All Articles

When Your Logging Framework Crashes Production

· 7 min read · Humza Tareen
Logging Python Production Debugging FastAPI

Logging is supposed to help you debug. When your logging infrastructure itself crashes production, you have a meta-problem.

The Crash

Two logging components were colliding. A ComponentAdapter adds service context to every log. A LogContext manager adds request-scoped context. Both tried to inject keys into the log record's extra dict. When both were active in the same call chain — which happened during agent execution sessions — they collided.

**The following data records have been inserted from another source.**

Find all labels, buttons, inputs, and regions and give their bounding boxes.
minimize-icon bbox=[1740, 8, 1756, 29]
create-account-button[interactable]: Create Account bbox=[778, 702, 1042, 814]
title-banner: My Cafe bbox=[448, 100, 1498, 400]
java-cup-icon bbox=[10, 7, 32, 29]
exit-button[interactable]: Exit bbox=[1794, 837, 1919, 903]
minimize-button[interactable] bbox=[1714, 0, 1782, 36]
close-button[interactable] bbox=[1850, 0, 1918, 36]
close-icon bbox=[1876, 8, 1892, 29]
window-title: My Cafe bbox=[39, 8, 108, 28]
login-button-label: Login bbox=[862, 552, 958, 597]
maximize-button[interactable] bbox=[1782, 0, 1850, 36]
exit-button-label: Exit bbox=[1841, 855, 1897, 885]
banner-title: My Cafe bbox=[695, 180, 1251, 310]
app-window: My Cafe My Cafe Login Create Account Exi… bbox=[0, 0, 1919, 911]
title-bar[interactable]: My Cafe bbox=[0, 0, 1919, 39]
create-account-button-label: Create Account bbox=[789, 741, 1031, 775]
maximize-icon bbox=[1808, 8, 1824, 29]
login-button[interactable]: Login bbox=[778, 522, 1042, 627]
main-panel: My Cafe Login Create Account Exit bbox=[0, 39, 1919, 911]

The ComponentAdapter expected extra to be a flat dict. LogContext had wrapped it in a nested structure. Result: KeyError deep in the logging pipeline, crashing the agent session.

Why It Was Hard to Find

The crash only happened when specific agent frameworks were used in specific execution modes. Standard API requests were fine. Only agent sessions that used both the component logger and the request-scoped context triggered it. The error appeared as a generic Python logging crash, not as an application error.

The Fix: safe_log_extra()

I built a helper that normalizes the extra dict before any logging operation:

def safe_log_extra(extra: dict | None = None) -> dict:
    if extra is None:
        return {}
    normalized = {}
    for key, value in extra.items():
        if isinstance(value, dict):
            normalized.update(value)
        else:
            normalized[key] = value
    return normalized

Applied to every logging call path — ComponentAdapter, LogContext, and direct logger usage. Added defensive flattening so nested structures can never crash the pipeline.

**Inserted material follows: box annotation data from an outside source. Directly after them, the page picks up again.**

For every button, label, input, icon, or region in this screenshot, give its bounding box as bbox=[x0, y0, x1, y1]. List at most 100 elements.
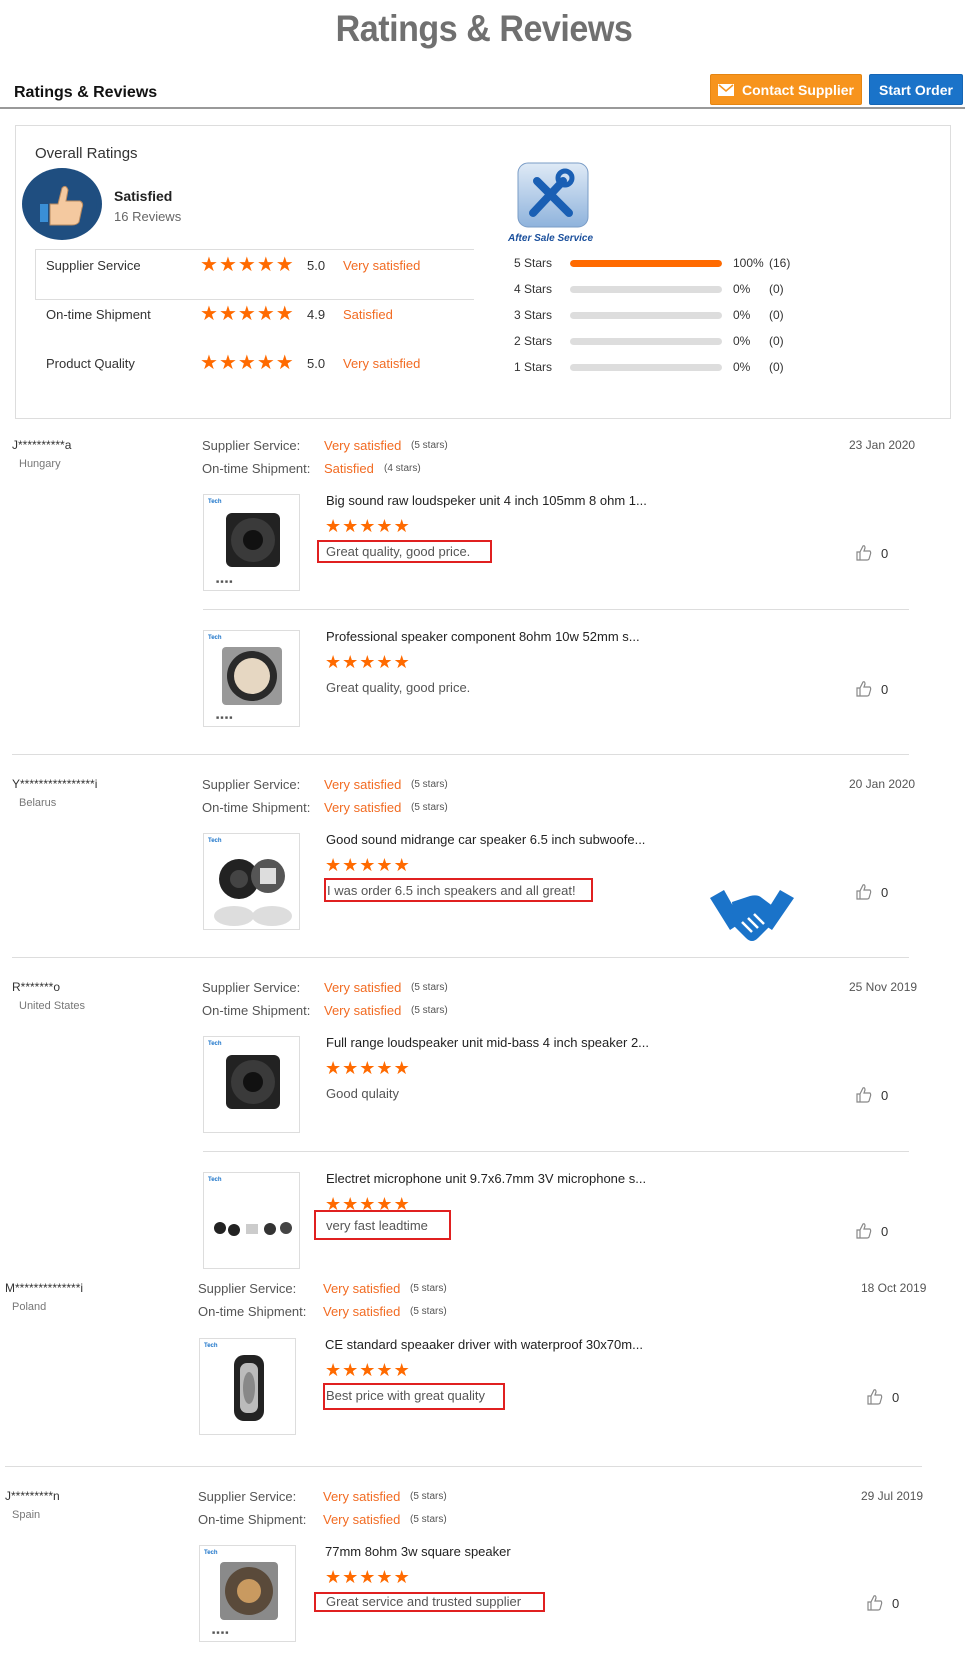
supplier-service-label: Supplier Service: bbox=[202, 777, 301, 792]
review-comment: very fast leadtime bbox=[326, 1218, 428, 1233]
review-date: 29 Jul 2019 bbox=[861, 1489, 924, 1503]
thumbs-up-outline-icon bbox=[867, 1389, 883, 1405]
product-title[interactable]: Full range loudspeaker unit mid-bass 4 i… bbox=[326, 1035, 656, 1050]
distribution-label: 2 Stars bbox=[514, 334, 553, 348]
distribution-pct: 0% bbox=[733, 282, 751, 296]
product-divider bbox=[203, 1151, 909, 1152]
like-count: 0 bbox=[892, 1389, 900, 1405]
like-button[interactable]: 0 bbox=[855, 1222, 888, 1240]
like-button[interactable]: 0 bbox=[866, 1594, 899, 1612]
distribution-count: (0) bbox=[769, 360, 784, 374]
ontime-shipment-value: Satisfied bbox=[324, 461, 374, 476]
rating-text-quality: Very satisfied bbox=[343, 356, 421, 371]
product-title[interactable]: 77mm 8ohm 3w square speaker bbox=[325, 1544, 655, 1559]
rating-text-shipment: Satisfied bbox=[343, 307, 393, 322]
contact-supplier-button[interactable]: Contact Supplier bbox=[710, 74, 862, 105]
start-order-button[interactable]: Start Order bbox=[869, 74, 963, 105]
reviewer-country: United States bbox=[19, 1000, 86, 1012]
like-button[interactable]: 0 bbox=[855, 883, 888, 901]
like-button[interactable]: 0 bbox=[866, 1388, 899, 1406]
ontime-shipment-label: On-time Shipment: bbox=[198, 1512, 307, 1527]
reviewer-country: Poland bbox=[12, 1301, 47, 1313]
supplier-service-stars: (5 stars) bbox=[411, 779, 448, 790]
rating-stars-shipment: ★ ★ ★ ★ ★ bbox=[200, 303, 294, 325]
ontime-shipment-stars: (4 stars) bbox=[384, 463, 421, 474]
rating-stars-quality: ★ ★ ★ ★ ★ bbox=[200, 352, 294, 374]
distribution-row-2: 2 Stars 0% (0) bbox=[514, 331, 784, 351]
distribution-pct: 0% bbox=[733, 360, 751, 374]
distribution-bar bbox=[570, 259, 722, 267]
brand-logo: Tech bbox=[208, 1041, 222, 1047]
product-title[interactable]: Professional speaker component 8ohm 10w … bbox=[326, 629, 656, 644]
ontime-shipment-label: On-time Shipment: bbox=[198, 1304, 307, 1319]
ontime-shipment-value: Very satisfied bbox=[324, 800, 402, 815]
supplier-service-value: Very satisfied bbox=[323, 1489, 401, 1504]
product-divider bbox=[203, 609, 909, 610]
reviewer-name: M**************i bbox=[5, 1281, 84, 1295]
like-button[interactable]: 0 bbox=[855, 680, 888, 698]
review-count: 16 Reviews bbox=[114, 209, 182, 224]
product-image[interactable]: Tech ■ ■ ■ ■ bbox=[203, 494, 300, 591]
contact-supplier-label: Contact Supplier bbox=[741, 81, 854, 98]
banner-title: Ratings & Reviews bbox=[335, 8, 633, 49]
product-image[interactable]: Tech bbox=[203, 1172, 300, 1269]
product-title[interactable]: Good sound midrange car speaker 6.5 inch… bbox=[326, 832, 656, 847]
overall-ratings-title: Overall Ratings bbox=[35, 145, 138, 162]
product-stars: ★ ★ ★ ★ ★ bbox=[325, 1567, 410, 1587]
thumbs-up-outline-icon bbox=[856, 1087, 872, 1103]
rating-score-shipment: 4.9 bbox=[307, 307, 326, 322]
distribution-bar bbox=[570, 363, 722, 371]
brand-logo: Tech bbox=[208, 1177, 222, 1183]
distribution-bar bbox=[570, 285, 722, 293]
review-comment: Great quality, good price. bbox=[326, 544, 471, 559]
header-divider bbox=[0, 107, 965, 109]
review-comment: Great quality, good price. bbox=[326, 680, 471, 695]
product-image[interactable]: Tech ■ ■ ■ ■ bbox=[199, 1545, 296, 1642]
distribution-row-4: 4 Stars 0% (0) bbox=[514, 279, 784, 299]
reviewer-name: J**********a bbox=[12, 438, 72, 452]
ontime-shipment-stars: (5 stars) bbox=[411, 802, 448, 813]
rating-stars-supplier: ★ ★ ★ ★ ★ bbox=[200, 254, 294, 276]
product-image[interactable]: Tech bbox=[203, 1036, 300, 1133]
distribution-pct: 0% bbox=[733, 334, 751, 348]
product-stars: ★ ★ ★ ★ ★ bbox=[325, 1058, 410, 1078]
rating-label-quality: Product Quality bbox=[46, 356, 135, 371]
section-title: Ratings & Reviews bbox=[14, 84, 158, 101]
like-count: 0 bbox=[881, 1087, 889, 1103]
svg-text:■ ■ ■ ■: ■ ■ ■ ■ bbox=[216, 579, 232, 585]
supplier-service-stars: (5 stars) bbox=[410, 1283, 447, 1294]
ontime-shipment-stars: (5 stars) bbox=[411, 1005, 448, 1016]
distribution-count: (0) bbox=[769, 334, 784, 348]
distribution-label: 4 Stars bbox=[514, 282, 553, 296]
rating-label-shipment: On-time Shipment bbox=[46, 307, 151, 322]
like-button[interactable]: 0 bbox=[855, 1086, 888, 1104]
product-title[interactable]: Big sound raw loudspeker unit 4 inch 105… bbox=[326, 493, 656, 508]
reviewer-country: Spain bbox=[12, 1509, 41, 1521]
ontime-shipment-stars: (5 stars) bbox=[410, 1306, 447, 1317]
supplier-service-stars: (5 stars) bbox=[411, 440, 448, 451]
product-title[interactable]: Electret microphone unit 9.7x6.7mm 3V mi… bbox=[326, 1171, 656, 1186]
product-title[interactable]: CE standard speaaker driver with waterpr… bbox=[325, 1337, 655, 1352]
review-comment: I was order 6.5 inch speakers and all gr… bbox=[327, 883, 576, 898]
product-image[interactable]: Tech bbox=[199, 1338, 296, 1435]
like-count: 0 bbox=[881, 884, 889, 900]
review-comment: Good qulaity bbox=[326, 1086, 399, 1101]
like-count: 0 bbox=[881, 545, 889, 561]
product-image[interactable]: Tech bbox=[203, 833, 300, 930]
review-comment: Best price with great quality bbox=[326, 1388, 485, 1403]
like-button[interactable]: 0 bbox=[855, 544, 888, 562]
supplier-service-label: Supplier Service: bbox=[198, 1281, 297, 1296]
ontime-shipment-label: On-time Shipment: bbox=[202, 461, 311, 476]
distribution-bar bbox=[570, 311, 722, 319]
distribution-label: 1 Stars bbox=[514, 360, 553, 374]
reviewer-country: Belarus bbox=[19, 797, 57, 809]
supplier-service-label: Supplier Service: bbox=[202, 980, 301, 995]
ontime-shipment-label: On-time Shipment: bbox=[202, 800, 311, 815]
reviewer-name: R*******o bbox=[12, 980, 61, 994]
product-image[interactable]: Tech ■ ■ ■ ■ bbox=[203, 630, 300, 727]
ontime-shipment-value: Very satisfied bbox=[323, 1512, 401, 1527]
distribution-row-5: 5 Stars 100% (16) bbox=[514, 253, 790, 273]
svg-text:■ ■ ■ ■: ■ ■ ■ ■ bbox=[216, 715, 232, 721]
thumbs-up-outline-icon bbox=[867, 1595, 883, 1611]
supplier-service-label: Supplier Service: bbox=[198, 1489, 297, 1504]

SSL Retry for Database Methods

While investigating the logging crash, I also added SSL connection retry wrappers around database methods used during agent runs. These long-running operations (5–30 minutes) were hitting the AlloyDB SSL drop issue in a code path that didn't have the retry protection yet.

Diagnostic Log Cleanup

I cleaned up diagnostic logging across the codebase — removed debug-level prints that were logging at INFO, assigned proper log levels (DEBUG for internal state, INFO for lifecycle events, WARNING for recoverable errors, ERROR for failures).

Production logging infrastructure needs the same engineering rigor as any other production system. If your logging can crash your application, your logging is a liability.